Architects and Artisans  |  
August 11, 2021

It’s a 50-minute drive from Jackson, Wyo. to Tributary in Idaho – across some of the nation’s most spectacular alpine landscape.

“From Jackson you go up and over the pass, get to Wilson, then to Victor, and 10 miles north of Victor is a small rural community called Driggs,” says Austin DePree, co-founder and partner at Northworks Architects. “There are about 1,500 people living there.”

It’s well worth the time. Tributary’s 1,500 rural acres are on the west side of the Teton Range, with views to die for – and none of the crowds or inflation that have come to permeate Jackson. It’s also a three-minute drive to the local airport and an hour and a half to Yellowstone.
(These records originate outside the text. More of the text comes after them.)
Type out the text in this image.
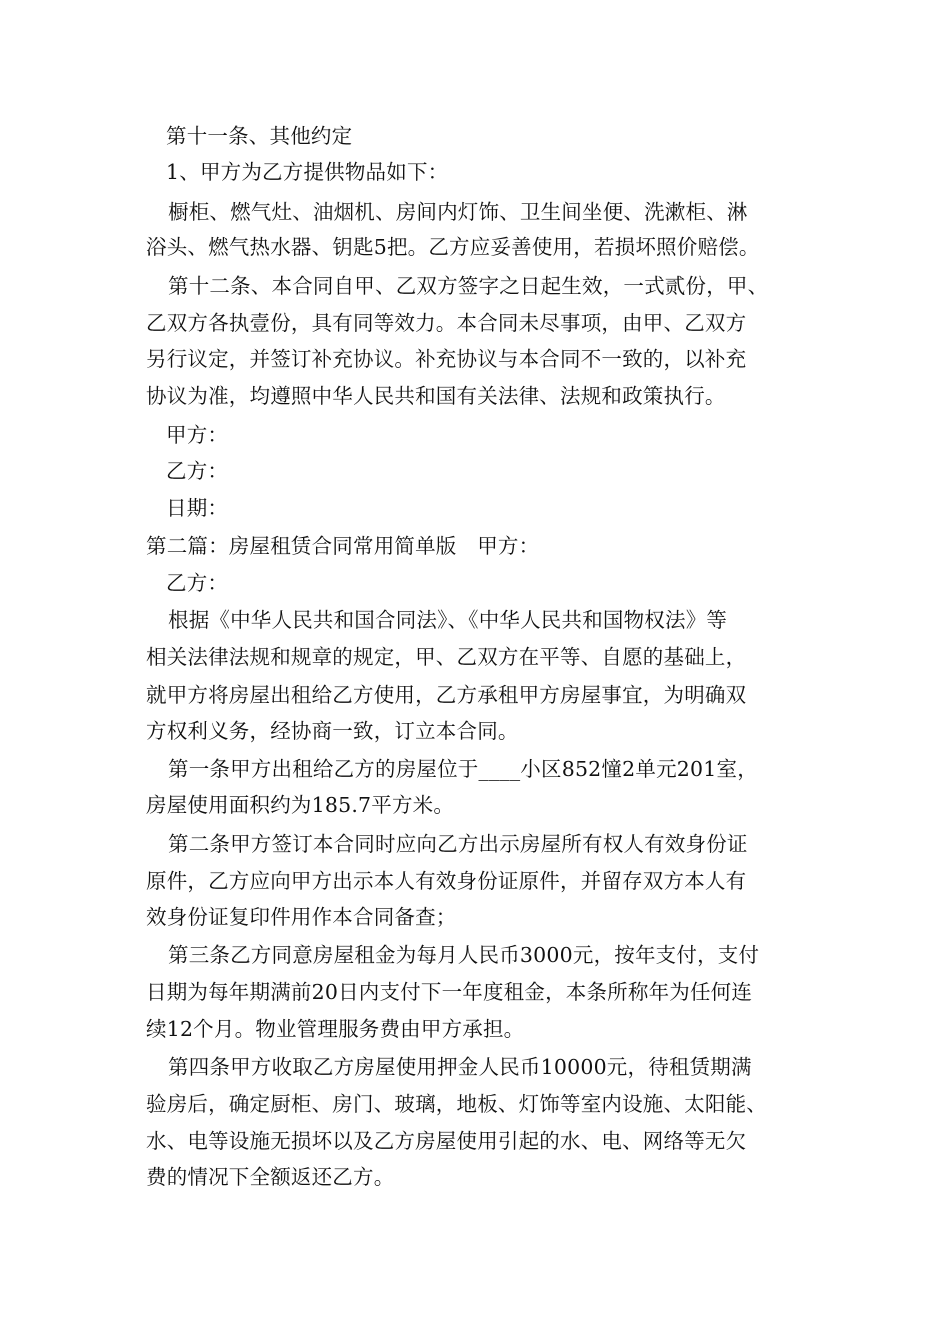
第十一条、其他约定
1、甲方为乙方提供物品如下：
橱柜、燃气灶、油烟机、房间内灯饰、卫生间坐便、洗漱柜、淋
浴头、燃气热水器、钥匙5把。乙方应妥善使用，若损坏照价赔偿。
第十二条、本合同自甲、乙双方签字之日起生效，一式贰份，甲、
乙双方各执壹份，具有同等效力。本合同未尽事项，由甲、乙双方
另行议定，并签订补充协议。补充协议与本合同不一致的，以补充
协议为准，均遵照中华人民共和国有关法律、法规和政策执行。
甲方：
乙方：
日期：
第二篇：房屋租赁合同常用简单版　甲方：
乙方：
根据《中华人民共和国合同法》、《中华人民共和国物权法》等
相关法律法规和规章的规定，甲、乙双方在平等、自愿的基础上，
就甲方将房屋出租给乙方使用，乙方承租甲方房屋事宜，为明确双
方权利义务，经协商一致，订立本合同。
第一条甲方出租给乙方的房屋位于____小区852憧2单元201室，
房屋使用面积约为185.7平方米。
第二条甲方签订本合同时应向乙方出示房屋所有权人有效身份证
原件，乙方应向甲方出示本人有效身份证原件，并留存双方本人有
效身份证复印件用作本合同备查；
第三条乙方同意房屋租金为每月人民币3000元，按年支付，支付
日期为每年期满前20日内支付下一年度租金，本条所称年为任何连
续12个月。物业管理服务费由甲方承担。
第四条甲方收取乙方房屋使用押金人民币10000元，待租赁期满
验房后，确定厨柜、房门、玻璃，地板、灯饰等室内设施、太阳能、
水、电等设施无损坏以及乙方房屋使用引起的水、电、网络等无欠
费的情况下全额返还乙方。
Tributary’s a hotbed of outdoor activity – with flyfishing on the property’s streams and ponds, and Henry’s Fork not far away. Then there’s the golf course, the mountain biking, and the cross-country skiing. So the patient traveler will be rewarded with much to do on the quiet side of the Tetons.

Dupree’s Northworks is a 50-person firm with offices in Chicago, Philadelphia, San Francisco and Jackson. They’re working now on the first phase of 50 residences at Tributary, with 20 new homes already in place. Lots are currently a quarter- to a half-acre, with future lots slated for an acre or more. A clubhouse is due to be completed in three months.

The architecture is rooted in the agrarian past. “It’s a rural context in an agricultural valley – with wheat and grasses and a lot of grain – you see a lot of grain silos,” he says. “A lot of the architecture was designed and built by farmers – with extremely simple gable forms and steep overhangs.”

So those first 20 homes, from 2,000 to 4,000 square feet offer a deep connection to that vernacular. “They recall those historic forms and language, but for today’s lifestyle,” he says. “There’s more light and openness and they connect from indoor to outdoor spaces and retain that rural character.”

The material palette is modest, with reclaimed wood that relates back to those original agrarians structures. “The wood is Doug fir that’s been weathered for six months but is a new product,” he says. “We’re using extremely clean lines and a straightforward geometry with a historic vernacular,” he says.

The homes also offer spectacular vistas of their surroundings. “Overall, we’re clustering houses with views out to 360 degrees around them,” he says. “The Tetons are to the east, the Big Hole Mountains are to the west, and from the valley there’s the horizon to the north.”

The Tributary clientele is geographically diverse – from Chicago, New York, San Francisco and Texas. And with the pandemic, this first group – more than 250 homes will eventually be phased in – has extended their time at home there. “Stays here went from two to three weeks at a time to two to three months,” he says. “And people want them larger to live in as private residences, for a large portion of the year.”

And they want that in an atmosphere that’s timeless, casual, and elegant, 50 minutes and a world away from the hustle and bustle of Jackson.